Coral reefs cover less than 1% of the ocean floor but support approximately 25% of all marine species. In Batangas Bay, decades of overfishing, sedimentation from coastal development, and recurring thermal bleaching events have reduced live coral cover at some sites from above 60% to below 15%. Restoration is not optional — it is urgent.
Our Nursery Method
Casa Escondida operates a mid-water coral nursery at 8 metres depth, 50 metres off our dive jetty. Coral fragments (3–5 cm) are collected from naturally broken pieces and attached to PVC tree frames where they grow to transplantable size over 6–12 months. The nursery currently holds approximately 400 fragments across six coral genera.
2025 Outplanting Results
- Total fragments outplanted: 680 across three sites (Ligaya's Garden, Twin Rocks, and a restoration site at Cathedral).

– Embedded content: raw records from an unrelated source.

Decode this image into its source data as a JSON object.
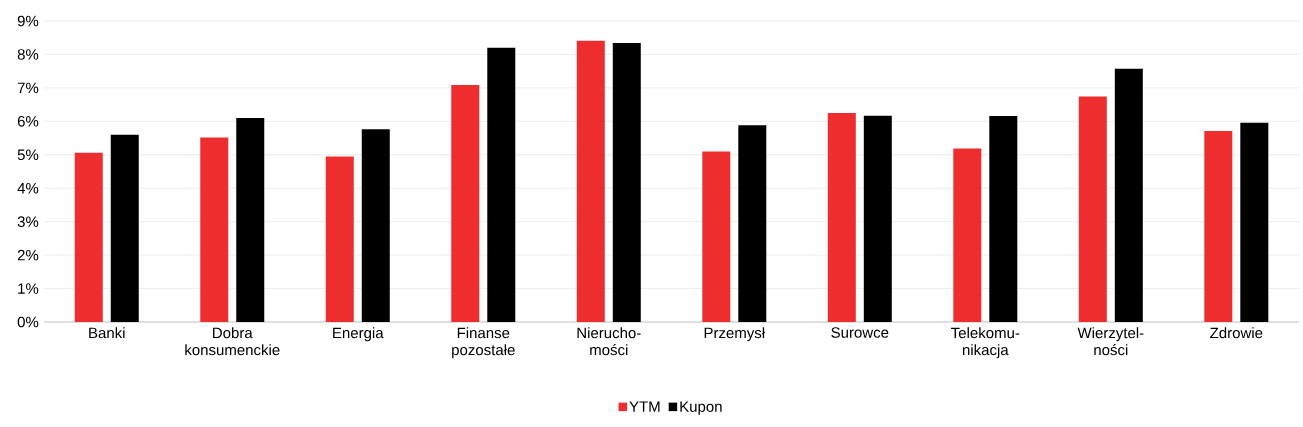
{
  "chart_data": {
    "type": "bar",
    "categories": [
      "Banki",
      "Dobra konsumenckie",
      "Energia",
      "Finanse pozostałe",
      "Nierucho-mości",
      "Przemysł",
      "Surowce",
      "Telekomu-nikacja",
      "Wierzytel-ności",
      "Zdrowie"
    ],
    "series": [
      {
        "name": "YTM",
        "color": "#ee2e2e",
        "values": [
          5.06,
          5.52,
          4.95,
          7.09,
          8.41,
          5.1,
          6.25,
          5.19,
          6.74,
          5.71
        ]
      },
      {
        "name": "Kupon",
        "color": "#000000",
        "values": [
          5.6,
          6.1,
          5.76,
          8.2,
          8.34,
          5.88,
          6.17,
          6.16,
          7.57,
          5.96
        ]
      }
    ],
    "ylim": [
      0,
      9
    ],
    "yticks": [
      {
        "value": 0,
        "label": "0%"
      },
      {
        "value": 1,
        "label": "1%"
      },
      {
        "value": 2,
        "label": "2%"
      },
      {
        "value": 3,
        "label": "3%"
      },
      {
        "value": 4,
        "label": "4%"
      },
      {
        "value": 5,
        "label": "5%"
      },
      {
        "value": 6,
        "label": "6%"
      },
      {
        "value": 7,
        "label": "7%"
      },
      {
        "value": 8,
        "label": "8%"
      },
      {
        "value": 9,
        "label": "9%"
      }
    ],
    "grid": "y",
    "legend": "bottom"
  }
}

- Survival rate at 6 months: 74% — consistent with published benchmarks for branching Acropora in tropical environments.
- Top-performing species: Pocillopora damicornis (cauliflower coral) with 88% survival; Seriatopora hystrix with 81%.

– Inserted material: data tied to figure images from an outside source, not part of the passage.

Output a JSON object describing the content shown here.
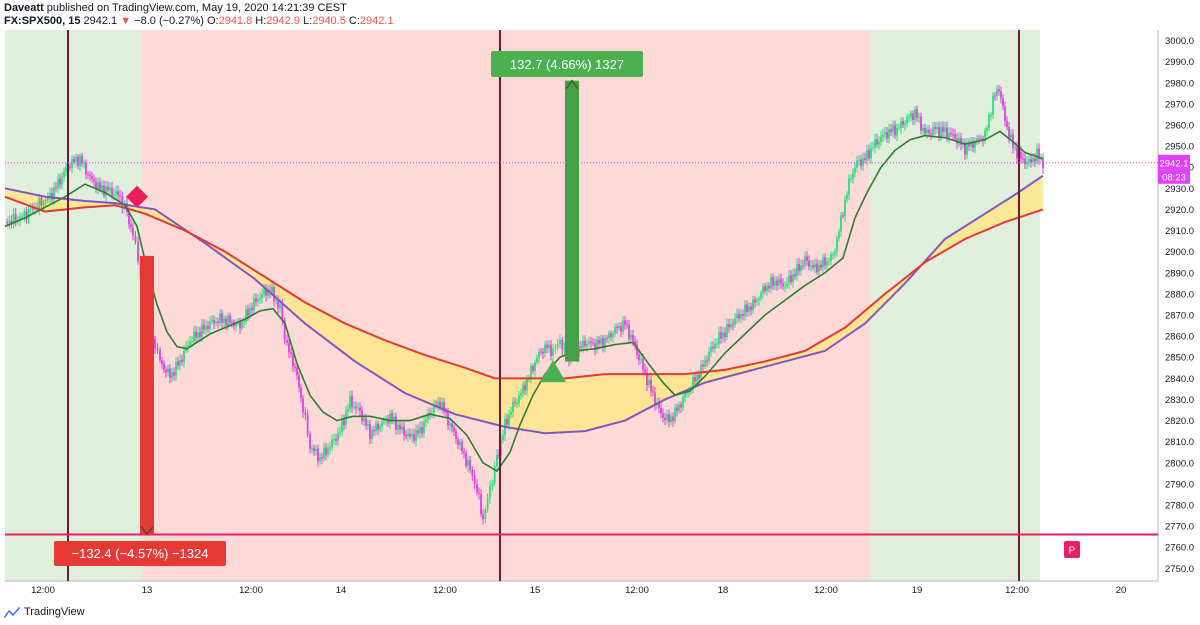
{
  "header": {
    "publisher": "Daveatt",
    "published_text": " published on TradingView.com, May 19, 2020 14:21:39 CEST",
    "symbol": "FX:SPX500, 15",
    "price": "2942.1",
    "change": "−8.0 (−0.27%)",
    "o_label": "O:",
    "o_value": "2941.8",
    "h_label": "H:",
    "h_value": "2942.9",
    "l_label": "L:",
    "l_value": "2940.5",
    "c_label": "C:",
    "c_value": "2942.1"
  },
  "footer": {
    "brand": "TradingView"
  },
  "colors": {
    "green_bg": "#e0eedc",
    "red_bg": "#fddad8",
    "up_candle": "#26e07a",
    "down_candle": "#e040e0",
    "fast_ma": "#2e7d32",
    "mid_ma": "#e53935",
    "slow_ma": "#7e57c2",
    "cloud": "#fde68a",
    "level_line": "#e91e63",
    "session_line": "#6d1b3a",
    "long_arrow": "#43a047",
    "short_arrow": "#e53935"
  },
  "chart_data": {
    "type": "line",
    "title": "",
    "xlabel": "",
    "ylabel": "",
    "ylim": [
      2744,
      3005
    ],
    "y_ticks": [
      3000.0,
      2990.0,
      2980.0,
      2970.0,
      2960.0,
      2950.0,
      2940.0,
      2930.0,
      2920.0,
      2910.0,
      2900.0,
      2890.0,
      2880.0,
      2870.0,
      2860.0,
      2850.0,
      2840.0,
      2830.0,
      2820.0,
      2810.0,
      2800.0,
      2790.0,
      2780.0,
      2770.0,
      2760.0,
      2750.0
    ],
    "x_ticks": [
      "12:00",
      "13",
      "12:00",
      "14",
      "12:00",
      "15",
      "12:00",
      "18",
      "12:00",
      "19",
      "12:00",
      "20"
    ],
    "last_price_label": "2942.1",
    "countdown_label": "08:23",
    "level_line_price": 2766,
    "marker_label": "P",
    "short_measure_label": "−132.4 (−4.57%) −1324",
    "long_measure_label": "132.7 (4.66%) 1327",
    "price_series": [
      [
        0,
        2914
      ],
      [
        15,
        2916
      ],
      [
        30,
        2921
      ],
      [
        45,
        2926
      ],
      [
        55,
        2934
      ],
      [
        65,
        2942
      ],
      [
        75,
        2944
      ],
      [
        85,
        2935
      ],
      [
        95,
        2930
      ],
      [
        105,
        2929
      ],
      [
        115,
        2926
      ],
      [
        122,
        2918
      ],
      [
        128,
        2908
      ],
      [
        133,
        2897
      ],
      [
        138,
        2880
      ],
      [
        145,
        2862
      ],
      [
        150,
        2856
      ],
      [
        155,
        2848
      ],
      [
        165,
        2841
      ],
      [
        175,
        2848
      ],
      [
        185,
        2858
      ],
      [
        195,
        2862
      ],
      [
        205,
        2866
      ],
      [
        215,
        2868
      ],
      [
        225,
        2867
      ],
      [
        235,
        2865
      ],
      [
        245,
        2873
      ],
      [
        255,
        2879
      ],
      [
        265,
        2882
      ],
      [
        275,
        2873
      ],
      [
        282,
        2855
      ],
      [
        290,
        2845
      ],
      [
        298,
        2826
      ],
      [
        305,
        2808
      ],
      [
        315,
        2802
      ],
      [
        325,
        2808
      ],
      [
        335,
        2815
      ],
      [
        345,
        2829
      ],
      [
        355,
        2824
      ],
      [
        365,
        2814
      ],
      [
        375,
        2818
      ],
      [
        385,
        2822
      ],
      [
        395,
        2816
      ],
      [
        405,
        2812
      ],
      [
        415,
        2815
      ],
      [
        425,
        2824
      ],
      [
        435,
        2829
      ],
      [
        445,
        2818
      ],
      [
        455,
        2808
      ],
      [
        465,
        2797
      ],
      [
        472,
        2787
      ],
      [
        478,
        2773
      ],
      [
        485,
        2788
      ],
      [
        492,
        2802
      ],
      [
        500,
        2818
      ],
      [
        508,
        2827
      ],
      [
        516,
        2833
      ],
      [
        524,
        2841
      ],
      [
        532,
        2850
      ],
      [
        540,
        2855
      ],
      [
        548,
        2853
      ],
      [
        555,
        2858
      ],
      [
        562,
        2850
      ],
      [
        570,
        2852
      ],
      [
        580,
        2857
      ],
      [
        590,
        2856
      ],
      [
        600,
        2858
      ],
      [
        610,
        2863
      ],
      [
        620,
        2866
      ],
      [
        630,
        2855
      ],
      [
        640,
        2842
      ],
      [
        648,
        2832
      ],
      [
        656,
        2823
      ],
      [
        664,
        2820
      ],
      [
        672,
        2825
      ],
      [
        680,
        2832
      ],
      [
        688,
        2838
      ],
      [
        696,
        2844
      ],
      [
        704,
        2852
      ],
      [
        712,
        2858
      ],
      [
        720,
        2862
      ],
      [
        730,
        2868
      ],
      [
        740,
        2872
      ],
      [
        750,
        2876
      ],
      [
        760,
        2883
      ],
      [
        770,
        2886
      ],
      [
        780,
        2884
      ],
      [
        790,
        2890
      ],
      [
        800,
        2896
      ],
      [
        810,
        2892
      ],
      [
        820,
        2895
      ],
      [
        828,
        2898
      ],
      [
        834,
        2910
      ],
      [
        840,
        2924
      ],
      [
        846,
        2936
      ],
      [
        852,
        2942
      ],
      [
        860,
        2944
      ],
      [
        868,
        2950
      ],
      [
        876,
        2954
      ],
      [
        884,
        2957
      ],
      [
        892,
        2958
      ],
      [
        900,
        2962
      ],
      [
        910,
        2966
      ],
      [
        920,
        2956
      ],
      [
        930,
        2958
      ],
      [
        940,
        2957
      ],
      [
        950,
        2954
      ],
      [
        960,
        2949
      ],
      [
        970,
        2952
      ],
      [
        980,
        2955
      ],
      [
        988,
        2972
      ],
      [
        994,
        2978
      ],
      [
        1000,
        2962
      ],
      [
        1008,
        2950
      ],
      [
        1016,
        2944
      ],
      [
        1024,
        2942
      ],
      [
        1032,
        2946
      ],
      [
        1038,
        2942
      ]
    ],
    "series": [
      {
        "values": [
          [
            0,
            2912
          ],
          [
            20,
            2916
          ],
          [
            40,
            2921
          ],
          [
            60,
            2926
          ],
          [
            80,
            2932
          ],
          [
            100,
            2928
          ],
          [
            120,
            2922
          ],
          [
            132,
            2912
          ],
          [
            142,
            2892
          ],
          [
            152,
            2875
          ],
          [
            162,
            2862
          ],
          [
            172,
            2855
          ],
          [
            182,
            2854
          ],
          [
            192,
            2857
          ],
          [
            205,
            2861
          ],
          [
            220,
            2864
          ],
          [
            240,
            2868
          ],
          [
            255,
            2872
          ],
          [
            268,
            2873
          ],
          [
            280,
            2866
          ],
          [
            292,
            2847
          ],
          [
            305,
            2832
          ],
          [
            318,
            2824
          ],
          [
            332,
            2820
          ],
          [
            348,
            2822
          ],
          [
            365,
            2822
          ],
          [
            385,
            2820
          ],
          [
            405,
            2820
          ],
          [
            425,
            2823
          ],
          [
            445,
            2821
          ],
          [
            462,
            2813
          ],
          [
            478,
            2800
          ],
          [
            492,
            2796
          ],
          [
            505,
            2805
          ],
          [
            515,
            2818
          ],
          [
            528,
            2832
          ],
          [
            540,
            2842
          ],
          [
            555,
            2850
          ],
          [
            570,
            2853
          ],
          [
            590,
            2854
          ],
          [
            610,
            2856
          ],
          [
            628,
            2857
          ],
          [
            645,
            2846
          ],
          [
            658,
            2838
          ],
          [
            670,
            2832
          ],
          [
            685,
            2834
          ],
          [
            700,
            2841
          ],
          [
            720,
            2852
          ],
          [
            740,
            2861
          ],
          [
            760,
            2870
          ],
          [
            780,
            2877
          ],
          [
            800,
            2884
          ],
          [
            820,
            2890
          ],
          [
            838,
            2897
          ],
          [
            850,
            2916
          ],
          [
            862,
            2928
          ],
          [
            876,
            2940
          ],
          [
            890,
            2948
          ],
          [
            905,
            2953
          ],
          [
            920,
            2955
          ],
          [
            940,
            2954
          ],
          [
            960,
            2951
          ],
          [
            980,
            2953
          ],
          [
            995,
            2957
          ],
          [
            1008,
            2952
          ],
          [
            1020,
            2947
          ],
          [
            1038,
            2944
          ]
        ]
      },
      {
        "values": [
          [
            0,
            2926
          ],
          [
            40,
            2919
          ],
          [
            80,
            2921
          ],
          [
            110,
            2922
          ],
          [
            140,
            2918
          ],
          [
            180,
            2910
          ],
          [
            220,
            2900
          ],
          [
            260,
            2888
          ],
          [
            300,
            2876
          ],
          [
            340,
            2866
          ],
          [
            380,
            2858
          ],
          [
            420,
            2851
          ],
          [
            460,
            2845
          ],
          [
            490,
            2840
          ],
          [
            520,
            2840
          ],
          [
            560,
            2840
          ],
          [
            600,
            2842
          ],
          [
            640,
            2842
          ],
          [
            680,
            2842
          ],
          [
            720,
            2844
          ],
          [
            760,
            2848
          ],
          [
            800,
            2853
          ],
          [
            840,
            2864
          ],
          [
            880,
            2880
          ],
          [
            920,
            2895
          ],
          [
            960,
            2906
          ],
          [
            1000,
            2914
          ],
          [
            1038,
            2920
          ]
        ]
      },
      {
        "values": [
          [
            0,
            2930
          ],
          [
            40,
            2926
          ],
          [
            80,
            2924
          ],
          [
            110,
            2923
          ],
          [
            150,
            2920
          ],
          [
            200,
            2904
          ],
          [
            250,
            2887
          ],
          [
            300,
            2866
          ],
          [
            350,
            2848
          ],
          [
            400,
            2833
          ],
          [
            450,
            2823
          ],
          [
            500,
            2817
          ],
          [
            540,
            2814
          ],
          [
            580,
            2815
          ],
          [
            620,
            2820
          ],
          [
            660,
            2830
          ],
          [
            700,
            2838
          ],
          [
            740,
            2843
          ],
          [
            780,
            2848
          ],
          [
            820,
            2853
          ],
          [
            860,
            2866
          ],
          [
            900,
            2885
          ],
          [
            940,
            2906
          ],
          [
            980,
            2918
          ],
          [
            1010,
            2927
          ],
          [
            1038,
            2936
          ]
        ]
      }
    ],
    "annotations": [
      {
        "type": "sell",
        "x": 132,
        "price": 2926
      },
      {
        "type": "buy",
        "x": 548,
        "price": 2842
      },
      {
        "type": "short_measure",
        "x": 142,
        "from": 2898,
        "to": 2766
      },
      {
        "type": "long_measure",
        "x": 567,
        "from": 2848,
        "to": 2981
      }
    ]
  }
}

- 2025 bleaching impact: The El Niño-linked thermal event of August–September 2025 caused partial bleaching in 22% of outplanted fragments at Ligaya's Garden, with full mortality in approximately 8%.
How Guests Can Participate
Our coral adoption programme allows guests to sponsor a fragment for ₱500. Your fragment is tagged with a numbered tile, photographed at time of planting, and you receive a 6-month follow-up photo by email. Groups of 4+ can join a guided outplanting dive where you place fragments personally under instructor supervision — one of the most meaningful activities available at the resort.
2026 goal: 1,000 fragments outplanted at five sites, including our first deep-water planting at 18 m using slow-growing massive coral genera less vulnerable to thermal stress.